# Tempted to try out of cage time for the tiels



## SammySam (Nov 25, 2016)

So I'm considering doing something with the tiels between now and Christmas eve as a surprise I guess.

Im wondering if you guys think I could manage something before then? I know they expect me to tame them, so yeah.

I have confidence that I can, but I'm not 100% sure.


----------



## lbeckman (Jun 26, 2016)

For me, having any kind of a deadline or time expectation is counter productive. It creates expectations and results in tensions that the birds can "read". Having a goal of consistent time spent bonding/training is another matter.


----------



## RavensGryf (May 8, 2015)

If you're talking about training/taming, Leah is right . There is no way you can place a deadline on such a thing. Getting a bird to first open up enough to trust, then showing various steps toward tameness, then learning, takes (in many cases) a tremendous amount of time, and more time than many people expect. Consistency is key, and seeing progress in very small increments over time would be considered normal for a bird who does not yet fully trust. Good luck. What's the hurry, your tiels are long lived and you have plenty of time . Keep consistent and you'll get there.


----------



## FaeryBee (May 9, 2011)

*I agree with the other posters. 
You cannot set "deadlines" with regard to taming/training birds. 
Doing so is simply setting yourself up for frustration and disappointment. 
These things take time and patience and cannot be rushed. 
A regular and consistent schedule is important as is a calm, relaxed manner when working with your birds. 
Learning to read their behaviors and progress at they pace is key.
Part of the enjoyment is enjoying the journey as it progresses rather than trying to rush to reach a goal.*


----------



## SammySam (Nov 25, 2016)

I'm honestly sorry for the way I worded that post. I was tired at the time, so I didn't really think it through.

What I meant was:

I think they were cage bound, and I just want to give them time outside of the cage to explore, have freedom and just see their surroundings. I'm not setting a deadline. Three weeks is far from enough time. I just meant could it be possible that they'd have some form of progress within three weeks?

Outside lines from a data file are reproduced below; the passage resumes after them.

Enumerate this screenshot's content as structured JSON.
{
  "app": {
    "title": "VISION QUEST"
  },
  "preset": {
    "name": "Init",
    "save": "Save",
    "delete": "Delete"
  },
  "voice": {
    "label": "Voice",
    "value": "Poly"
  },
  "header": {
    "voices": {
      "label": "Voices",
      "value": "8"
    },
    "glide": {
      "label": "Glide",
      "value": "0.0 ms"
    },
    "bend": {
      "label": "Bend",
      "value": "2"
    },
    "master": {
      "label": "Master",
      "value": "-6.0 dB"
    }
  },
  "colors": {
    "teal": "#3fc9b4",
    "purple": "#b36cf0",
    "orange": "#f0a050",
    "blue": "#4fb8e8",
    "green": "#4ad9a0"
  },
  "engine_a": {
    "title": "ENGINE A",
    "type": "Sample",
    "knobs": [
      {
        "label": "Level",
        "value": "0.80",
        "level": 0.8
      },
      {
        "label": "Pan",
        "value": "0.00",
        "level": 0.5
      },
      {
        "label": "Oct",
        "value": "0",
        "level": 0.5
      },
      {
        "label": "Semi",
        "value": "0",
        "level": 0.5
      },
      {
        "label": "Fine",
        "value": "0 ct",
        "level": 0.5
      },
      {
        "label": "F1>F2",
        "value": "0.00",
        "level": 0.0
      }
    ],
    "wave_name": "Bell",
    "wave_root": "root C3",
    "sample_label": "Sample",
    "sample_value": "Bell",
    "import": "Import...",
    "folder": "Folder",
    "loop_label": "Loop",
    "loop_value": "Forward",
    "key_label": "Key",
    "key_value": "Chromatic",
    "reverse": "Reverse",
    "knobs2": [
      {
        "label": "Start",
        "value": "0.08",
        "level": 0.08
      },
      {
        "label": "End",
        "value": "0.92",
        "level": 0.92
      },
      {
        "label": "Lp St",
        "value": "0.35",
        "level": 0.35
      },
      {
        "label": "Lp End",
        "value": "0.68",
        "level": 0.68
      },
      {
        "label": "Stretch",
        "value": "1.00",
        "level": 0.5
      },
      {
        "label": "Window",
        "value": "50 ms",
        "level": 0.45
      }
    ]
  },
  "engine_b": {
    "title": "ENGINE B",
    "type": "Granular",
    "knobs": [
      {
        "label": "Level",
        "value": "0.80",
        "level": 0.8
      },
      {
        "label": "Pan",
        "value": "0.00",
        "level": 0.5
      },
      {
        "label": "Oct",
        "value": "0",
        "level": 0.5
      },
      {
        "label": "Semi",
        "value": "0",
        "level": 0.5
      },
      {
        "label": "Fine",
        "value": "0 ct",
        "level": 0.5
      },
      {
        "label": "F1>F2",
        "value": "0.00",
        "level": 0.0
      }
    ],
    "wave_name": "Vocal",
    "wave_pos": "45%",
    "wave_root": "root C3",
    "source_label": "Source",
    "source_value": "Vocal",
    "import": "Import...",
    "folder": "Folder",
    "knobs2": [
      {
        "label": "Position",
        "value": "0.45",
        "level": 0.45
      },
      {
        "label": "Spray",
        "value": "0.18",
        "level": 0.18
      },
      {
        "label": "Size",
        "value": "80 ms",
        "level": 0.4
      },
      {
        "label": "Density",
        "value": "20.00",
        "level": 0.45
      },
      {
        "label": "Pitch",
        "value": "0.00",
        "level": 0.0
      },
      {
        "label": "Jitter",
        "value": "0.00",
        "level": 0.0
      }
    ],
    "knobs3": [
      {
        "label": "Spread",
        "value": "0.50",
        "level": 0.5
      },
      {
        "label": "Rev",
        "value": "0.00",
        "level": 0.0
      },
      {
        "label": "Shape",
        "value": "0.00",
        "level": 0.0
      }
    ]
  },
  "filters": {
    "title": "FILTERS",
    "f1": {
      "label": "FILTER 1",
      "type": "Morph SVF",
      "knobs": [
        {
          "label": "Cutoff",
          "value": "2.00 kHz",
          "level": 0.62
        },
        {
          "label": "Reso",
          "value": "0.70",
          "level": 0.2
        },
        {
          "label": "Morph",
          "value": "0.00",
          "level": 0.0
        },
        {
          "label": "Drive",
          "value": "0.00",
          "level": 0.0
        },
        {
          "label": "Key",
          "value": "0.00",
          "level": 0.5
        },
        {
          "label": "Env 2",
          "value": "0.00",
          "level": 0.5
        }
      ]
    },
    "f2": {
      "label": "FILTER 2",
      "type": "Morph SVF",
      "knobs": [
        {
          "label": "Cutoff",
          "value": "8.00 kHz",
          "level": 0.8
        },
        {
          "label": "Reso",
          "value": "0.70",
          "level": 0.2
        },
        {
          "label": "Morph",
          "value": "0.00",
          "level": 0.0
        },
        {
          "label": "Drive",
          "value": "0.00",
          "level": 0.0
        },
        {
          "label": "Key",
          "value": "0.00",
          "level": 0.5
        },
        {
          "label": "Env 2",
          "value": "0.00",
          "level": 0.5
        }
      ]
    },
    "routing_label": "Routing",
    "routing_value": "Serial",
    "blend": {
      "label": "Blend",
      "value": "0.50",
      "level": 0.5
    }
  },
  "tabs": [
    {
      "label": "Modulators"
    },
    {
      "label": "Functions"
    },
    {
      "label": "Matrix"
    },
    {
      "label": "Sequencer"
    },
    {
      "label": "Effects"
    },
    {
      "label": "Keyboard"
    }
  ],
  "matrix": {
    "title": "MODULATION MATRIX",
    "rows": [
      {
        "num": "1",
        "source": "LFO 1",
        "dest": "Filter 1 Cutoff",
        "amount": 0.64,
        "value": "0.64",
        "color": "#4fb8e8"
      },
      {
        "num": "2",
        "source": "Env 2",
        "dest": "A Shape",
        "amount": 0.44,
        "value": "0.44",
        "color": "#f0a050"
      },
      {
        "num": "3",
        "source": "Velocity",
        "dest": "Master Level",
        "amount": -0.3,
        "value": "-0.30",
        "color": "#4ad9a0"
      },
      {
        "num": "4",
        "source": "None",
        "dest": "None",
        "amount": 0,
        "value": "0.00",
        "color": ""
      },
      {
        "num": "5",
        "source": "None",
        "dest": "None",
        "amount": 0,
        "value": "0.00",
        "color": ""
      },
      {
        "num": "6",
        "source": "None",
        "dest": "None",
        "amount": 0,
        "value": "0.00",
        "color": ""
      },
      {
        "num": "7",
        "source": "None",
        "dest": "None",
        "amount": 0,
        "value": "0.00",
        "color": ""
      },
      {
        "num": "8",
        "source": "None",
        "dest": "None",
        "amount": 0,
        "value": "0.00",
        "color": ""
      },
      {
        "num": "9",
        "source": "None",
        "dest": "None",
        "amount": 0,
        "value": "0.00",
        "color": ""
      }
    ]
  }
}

I'm taking it slowly, like a chick learning to walk and fly. Eventually, they'll figure it out, but they won't turn into an eagle and just glide across the sky.

Something is making me think that everyone made me believe Cilla is a bad bird when she's really never been given a chance. When she flew out of the cage the other night, she just landed on the floor and sat there. I went over to her, and she didn't run, hiss, strike or anything. Of course they were both screeching, but I knew why. It's stupid, but I think she's nicer than they made her out to be and maybe she is actually calmer than I thought.

I'm overthinking all of that, but that's just another topic.

I hope this is worded better, and makes more sense, but if not, please tell me.

Again, I'm sorry that it seemed like I was setting a deadline, but I'm not. I'm not rushing either. It was just a thought I had.

If I should wait longer, I definitely will. I know I won't get anywhere in three weeks, so what's the point in expecting something? I have faith in them and I know they can do it, but I'll let them go at their pace. I won't shove my hand in their face and force them to eat from my hand. That'll destroy any and all trust they've gained.

So for the question I meant: would it hurt to just get them out of the cage and let them have a little freedom? And is it possible to progress between now and then? If not, that's okay. If yes, then that's okay too. Any progress at all will be outstanding.

Forgive me for the way I worded it, again, but I was tired and didn't think it through.
(sorry if I repeat things here but that's still a bad habit I have)

wow that was longer than I thought


----------



## FaeryBee (May 9, 2011)

*If you are going to be chasing them around trying to get them to return to the cage then I advise against it.

If you are able use positive reinforcement techniques to get the tiels to return to their cage, then yes - giving them out-of-cage time is definitely a good idea.*


----------